MAA  : Pourquoi fixer les gens dans les yeux pendant les concerts ?
(djazia)  : C' est une question qui me questionne 😉 je vais ESSAYER de répondre.
Les concerts sont pour moi des moments très particuliers. Ce sont des moments ou on partage quelque chose d' intime avec des gens qu' on ne connaît pas. Cette ambivalence me fascine. J' ai souvent besoin de ressentir les gens, d' avoir un échange. Parce que le public n' est pas qu' une masse, c' est un ensemble d' individus...
Ca me touche... profondément... alors peut-être que je cherche à voir ces individus, à accorder des petits moments d' échange particulier à travers le regard. Ce n' est pas seulement, un face à face dès lors que vous regardez les gens. Le regard est un échange, un lien, un signe.... Voilà...


Questions à Mat :
MAA  : Sur les compos, tu bosses directement la batterie ou passes-tu d' abord par des programmations rythmiques sur des softs ?
(mat)  : Ca dépend des compos. ce peut être l' un, l' autre ou dès le début un mélange des deux. Ce qui est sûr, c' est que ça passe toujours par l' ordi à un moment donné (pour travailler des boucles enregistrées et/ou programmées). Mais la plupart du temps, c' est dans la tête que ça commence : écouter une instrume et réfléchir à quoi faire dessus. Ensuite se laisser porter sans trop y penser. Chaque morceau a son histoire propre.


Questions à Piero :
MAA  : Comment abordes-tu les compos à la basse, par rapport à un son ? une ambiance ? ou je ne sais quoi ?
(piero)  : Il n' y a pas de règles ou d' habitudes. C' est un curieux et long processus dans lequel la basse n' a pas plus d' importance que le reste. Comme tu le dis un son, une ambiance ou une ligne de basse ou de voix peuvent être à l' origine d' une compo ou au moins d' une envie d' approfondir la sensation qu' il ou elle inspire. Parfois je me donne certains cadres pour m' obliger à ne pas tomber dans certaines recettes déjà utilisées ou pour essayer un terrain sur lequel j' ai moins l' habitude d' aller (tempo plus rapide ou choix d' un instrument particulier...). Je fonctionne chez moi avec un clavier, une guitare, une contrebasse, la basse et les machines. Après les instrumes circulent beaucoup entre nous avant d' arriver au résultat final. C' est surtout l' échange avec les autres qui me fait avancer. D' une part on se laisse aller en jetant pleins d' idées en vrac avec la confiance que les autres feront le tri de ce qui est bien ou pas, et d' autre part nous discutons aussi beaucoup des sensations recherchées. Mat et Brain ont une bonne expérience sur les machines et les patterns batteries donc je ne pousse jamais trop loin la réalisation de ce genre d' éléments. Je fais souvent le lien avec Djaz avec qui on travaille beaucoup sur les structures et l' aspect plus chanson du morceau.
Sinon ce sont des envies du moment ou l' influence de ce qui tourne sur ma platine qui m' orientent plus ou moins consciemment dans telle ou telle direction.

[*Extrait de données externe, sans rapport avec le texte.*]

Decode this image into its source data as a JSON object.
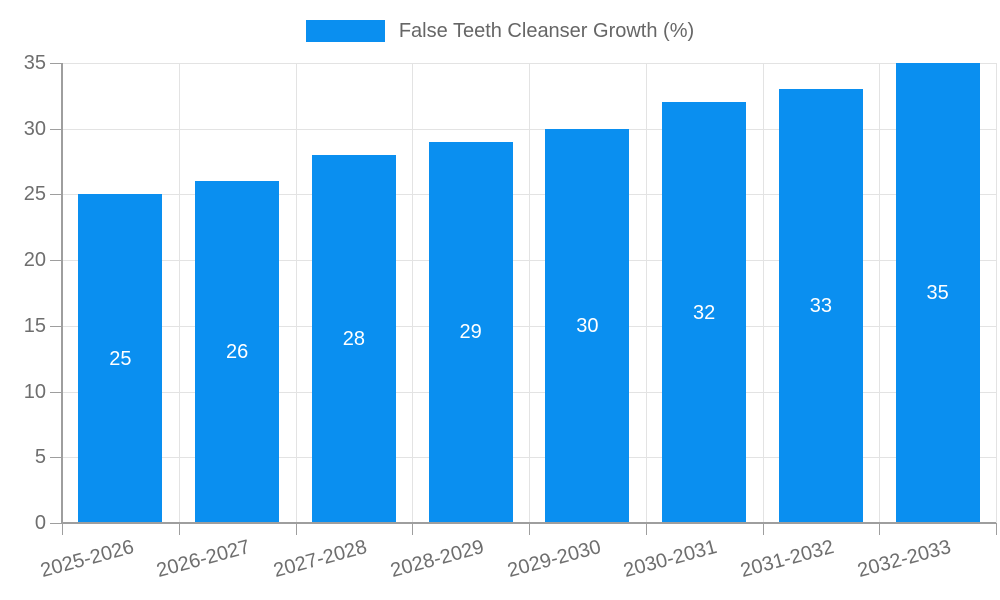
{
  "legend": {
    "label": "False Teeth Cleanser Growth (%)"
  },
  "colors": {
    "bar": "#0a8ff0",
    "grid": "#e3e3e3",
    "axis": "#9e9e9e",
    "tick_text": "#6e6e6e",
    "legend_text": "#666666",
    "value_label": "#ffffff",
    "background": "#ffffff"
  },
  "chart_data": {
    "type": "bar",
    "title": "False Teeth Cleanser Growth (%)",
    "categories": [
      "2025-2026",
      "2026-2027",
      "2027-2028",
      "2028-2029",
      "2029-2030",
      "2030-2031",
      "2031-2032",
      "2032-2033"
    ],
    "series": [
      {
        "name": "False Teeth Cleanser Growth (%)",
        "values": [
          25,
          26,
          28,
          29,
          30,
          32,
          33,
          35
        ]
      }
    ],
    "values": [
      25,
      26,
      28,
      29,
      30,
      32,
      33,
      35
    ],
    "bar_value_labels": [
      "25",
      "26",
      "28",
      "29",
      "30",
      "32",
      "33",
      "35"
    ],
    "xlabel": "",
    "ylabel": "",
    "ylim": [
      0,
      35
    ],
    "yticks": [
      0,
      5,
      10,
      15,
      20,
      25,
      30,
      35
    ],
    "grid": true,
    "legend_position": "top",
    "value_labels_inside_bars": true,
    "x_tick_rotation_deg": -15
  }
}
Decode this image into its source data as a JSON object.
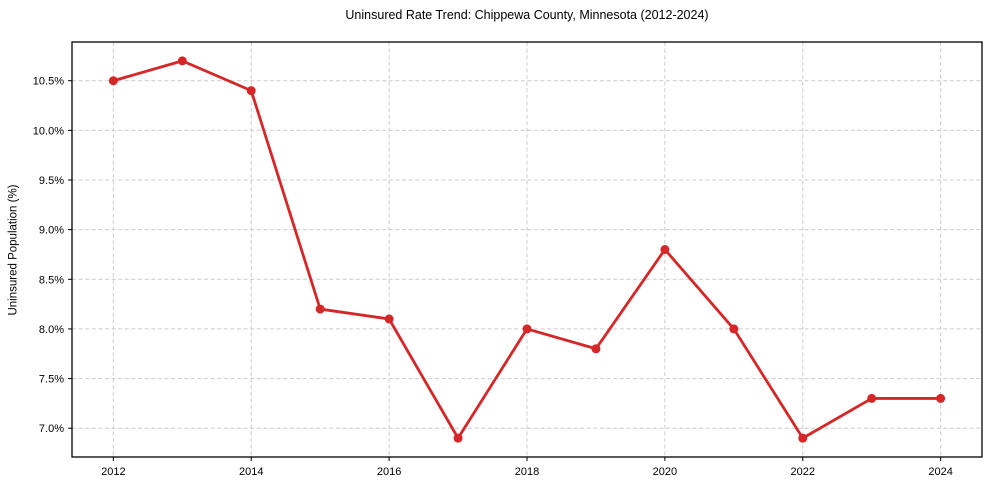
{
  "chart": {
    "title": "Uninsured Rate Trend: Chippewa County, Minnesota (2012-2024)",
    "ylabel": "Uninsured Population (%)"
  },
  "chart_data": {
    "type": "line",
    "title": "Uninsured Rate Trend: Chippewa County, Minnesota (2012-2024)",
    "xlabel": "",
    "ylabel": "Uninsured Population (%)",
    "x": [
      2012,
      2013,
      2014,
      2015,
      2016,
      2017,
      2018,
      2019,
      2020,
      2021,
      2022,
      2023,
      2024
    ],
    "values": [
      10.5,
      10.7,
      10.4,
      8.2,
      8.1,
      6.9,
      8.0,
      7.8,
      8.8,
      8.0,
      6.9,
      7.3,
      7.3
    ],
    "xticks": [
      2012,
      2014,
      2016,
      2018,
      2020,
      2022,
      2024
    ],
    "yticks": [
      7.0,
      7.5,
      8.0,
      8.5,
      9.0,
      9.5,
      10.0,
      10.5
    ],
    "xlim": [
      2011.4,
      2024.6
    ],
    "ylim": [
      6.71,
      10.89
    ],
    "grid": true,
    "legend": "none",
    "line_color": "#d62728",
    "marker_color": "#d62728",
    "grid_color": "#cccccc",
    "axis_color": "#000000",
    "background_color": "#ffffff"
  }
}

MAA  : Quel materiel utilises-tu ? (basse, ampli, fx)
(piero)  : Une vieille Jazzbass fender dont je ne connais pas l' année précise, mais qui est plus âgée que moi sans aucun doute, et une contrebasse.
Pour l' ampli, je n' en ai pas. Je suis le plus grand "taxeur" d' amplis basse de tout Grenoble 😉 mais celui que je préfère taxer c' est une tête Ampeg à lampes et le baffle qui va avec (8/10 pouces). un jour ' ch allah....
Sur scène, j' utilise la "loopstation rc-20" de boss pour envoyer certains sons travaillés en amont sur l' ordi.